Ready to serve: Officials dedicate new Grant County Fire District 8 fire station
CHERYL SCHWEIZER | Hagadone News Network | UPDATED 4 years, 6 months AGO
Senior Reporter Cheryl Schweizer is a journalist with more than 30 years of experience serving small communities in the Pacific Northwest. She began her post-high-school education at Treasure Valley Community College and enerned her journalism degree at Oregon State University. After working for multiple publications, she has settled down at the Columbia Basin Herald and has been a staple of the newsroom for more than a decade. Schweizer’s dedication to her communities and profession has earned her the nickname “The Baroness of Bylines.” She covers a variety of beats including health, business and various municipalities. | September 15, 2021 1:03 AM
MATTAWA — Scott Nesbit, chair of the Grant County Fire District 8 commission, had one word to describe the district’s new fire station, dedicated Saturday.
“This is awesome,” he said.
“It is,” said fellow GCFD 8 Commissioner Debra Crain.
While department officials started moving to the new station at 20643 Road 22.5 SW about a month ago, the official dedication ceremony was Saturday.

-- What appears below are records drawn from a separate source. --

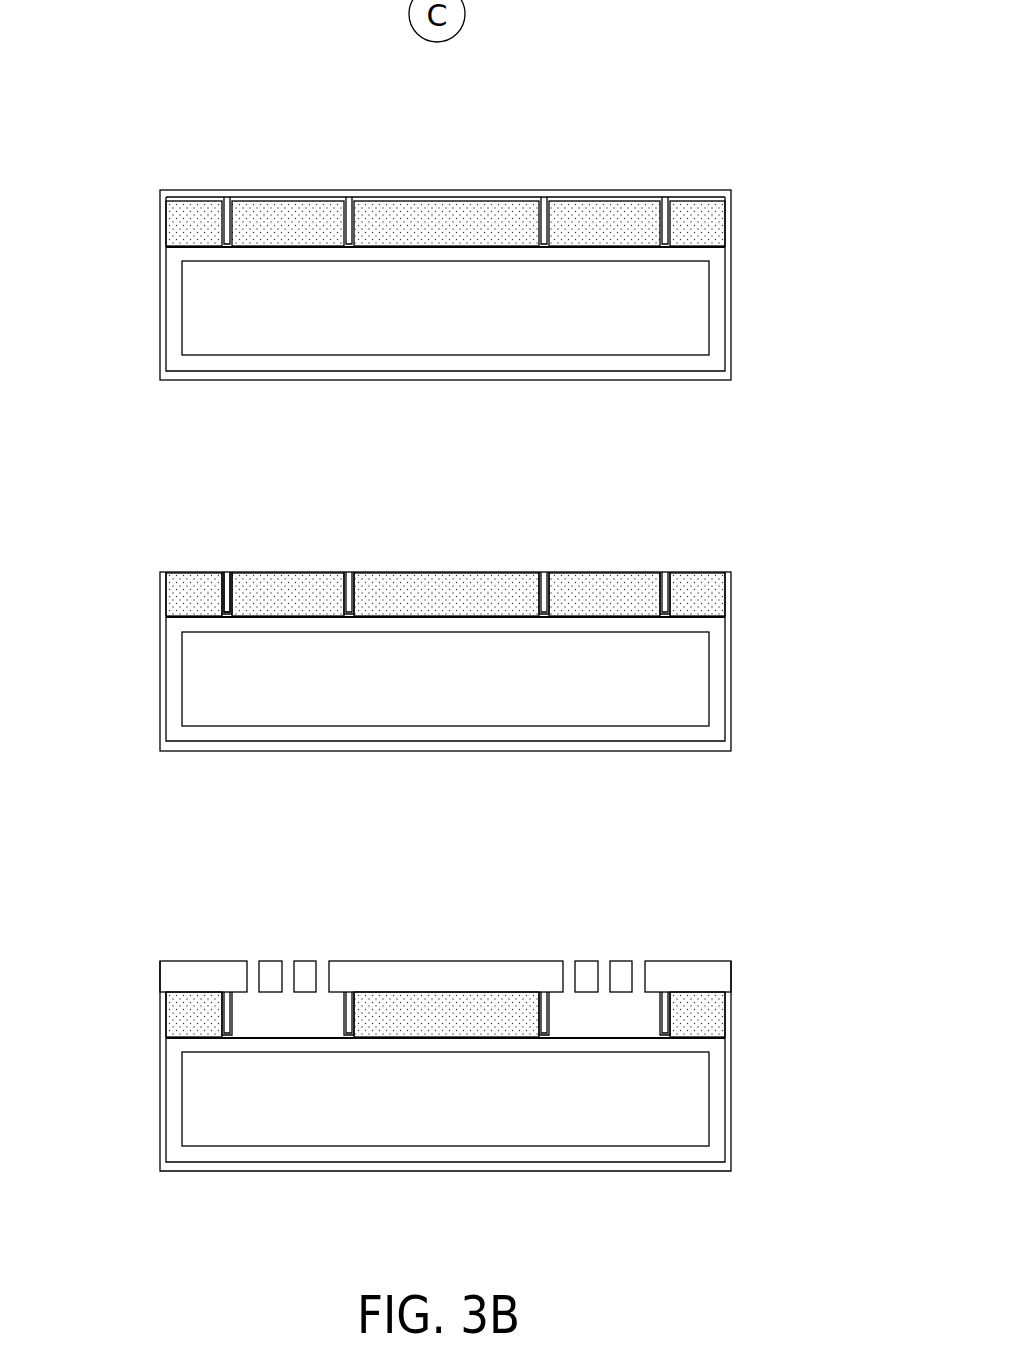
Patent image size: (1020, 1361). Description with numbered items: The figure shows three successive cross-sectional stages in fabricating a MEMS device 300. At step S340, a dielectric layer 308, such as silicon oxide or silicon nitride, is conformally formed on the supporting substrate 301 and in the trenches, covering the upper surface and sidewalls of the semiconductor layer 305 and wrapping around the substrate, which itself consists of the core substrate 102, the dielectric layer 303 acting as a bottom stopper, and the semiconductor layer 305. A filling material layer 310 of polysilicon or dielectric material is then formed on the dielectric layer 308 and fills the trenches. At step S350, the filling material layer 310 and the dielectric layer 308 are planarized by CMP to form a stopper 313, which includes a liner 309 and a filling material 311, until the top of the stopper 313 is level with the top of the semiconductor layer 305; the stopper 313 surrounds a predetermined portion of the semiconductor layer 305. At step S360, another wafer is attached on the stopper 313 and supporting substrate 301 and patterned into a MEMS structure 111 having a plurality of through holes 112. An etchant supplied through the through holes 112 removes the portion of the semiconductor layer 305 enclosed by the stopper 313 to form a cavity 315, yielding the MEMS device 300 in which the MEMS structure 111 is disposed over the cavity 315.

The core substrate 102 is at (673, 331).
The MEMS structure 111 is at (744, 975).
The through holes 112 is at (327, 935).
The MEMS device 300 is at (678, 945).
The supporting substrate 301 is at (747, 335).
The dielectric layer 303 is at (703, 255).
The semiconductor layer 305 is at (175, 221).
The dielectric layer 308 is at (222, 226).
The liner 309 is at (190, 590).
The filling material layer 310 is at (285, 192).
The filling material 311 is at (225, 572).
The stopper 313 is at (283, 495).
The cavity 315 is at (287, 1011).
The step S340 is at (437, 125).
The step S350 is at (435, 507).
The step S360 is at (436, 878).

GCFD 8 Chief Joe Noonchester said the goal was to dedicate the new station on Sept. 11.
“It’s nice to be able to honor that day,” Noonchester said.
The terrorist attacks at the World Trade Center killed 343 firefighters from the Fire Department of the City of New York, and firefighters nationwide remember them on 9/11, as well as others killed in the line of duty.
And GCFD 8 has firefighters who are too young to remember the events of that day, Noonchester said.
“It’s quite good to remember, and never forget,” he said.
In addition, Saturday was a big day for the district.
“Also starting new for us,” Noonchester said. “It’s really special. Especially on 9/11.”
The department has six full-time firefighter-EMTs, in addition to Noonchester and business manager Barbara Davis. The full-time employees were sworn in as part of dedication day, with the oath administered by two new battalion chiefs, Doug Anderson and Matt Hyndman.
Each firefighter received a badge, pinned on by someone important to them, which is also part of firefighting tradition.
There are traditions attached to equipment, too. The district recently purchased a new ambulance, and it’s tradition for the crew to wash a new vehicle and push it into the station. The full-time crew and Noonchester did that after the swearing-in ceremony.
Father Alex Trejo of Our Lady of the Desert Parish blessed each of the trucks and ambulances at the new station by sprinkling them with holy water.
Hyndman said the new station is a sign of how far the district has come. He joined GCFD 8 in 1993, at age 16.
The first truck out of the station then was a 1972 pumper with a manual transmission, Hyndman said. The main station, on Government Road at the time, got the best equipment. The district has two additional stations, one in Desert Aire and one about nine miles east of Mattawa. Back when Hyndman joined the department, the lead truck in Desert Aire dated from 1956.
“A lot of memories in those old trucks,” he said.
District officials have worked to upgrade the equipment, as well as the station.
“It’s changed a lot. It’s been good to see,” Hyndman said.
GCFD 8 Commissioner Paul Parker has been there for it all, from the district’s founding in 1967. He was one of the commissioners who found and purchased the district’s first truck, a half track that is now on display outside the new station.
Parker was part of the fire department before that, recruited – in a way – by a neighbor soon after he moved to town in 1957. The neighbor told him to keep a No. 2 shovel and a garden hose in the trunk of his car, he said, adding that made him a member of the Mattawa Fire Department.
Parker was a volunteer with the district for 51 years.
The district also relies on its 20-30 active volunteers. Nesbit said district officials hope to start a program to encourage young people to try out the fire service, to see if it’s a career they want to pursue.
Volunteering is how Ciro Arroyo learned he wanted a firefighting career.
Arroyo started volunteering when he was a senior at Wahluke High School, he said.
“I kind of fell in love with it,” Arroyo said.
Rolando Rivera also has learned something from his time as a volunteer, and like Arroyo, he’s looking toward a firefighting career.
A Quincy native, Rivera was thinking of a career in law enforcement until a severe car accident required a two-year recovery. He intended to go back into law enforcement, but about four months ago he volunteered with GCFD 8.
“The more I’m getting into this, I’d rather do this,” he said.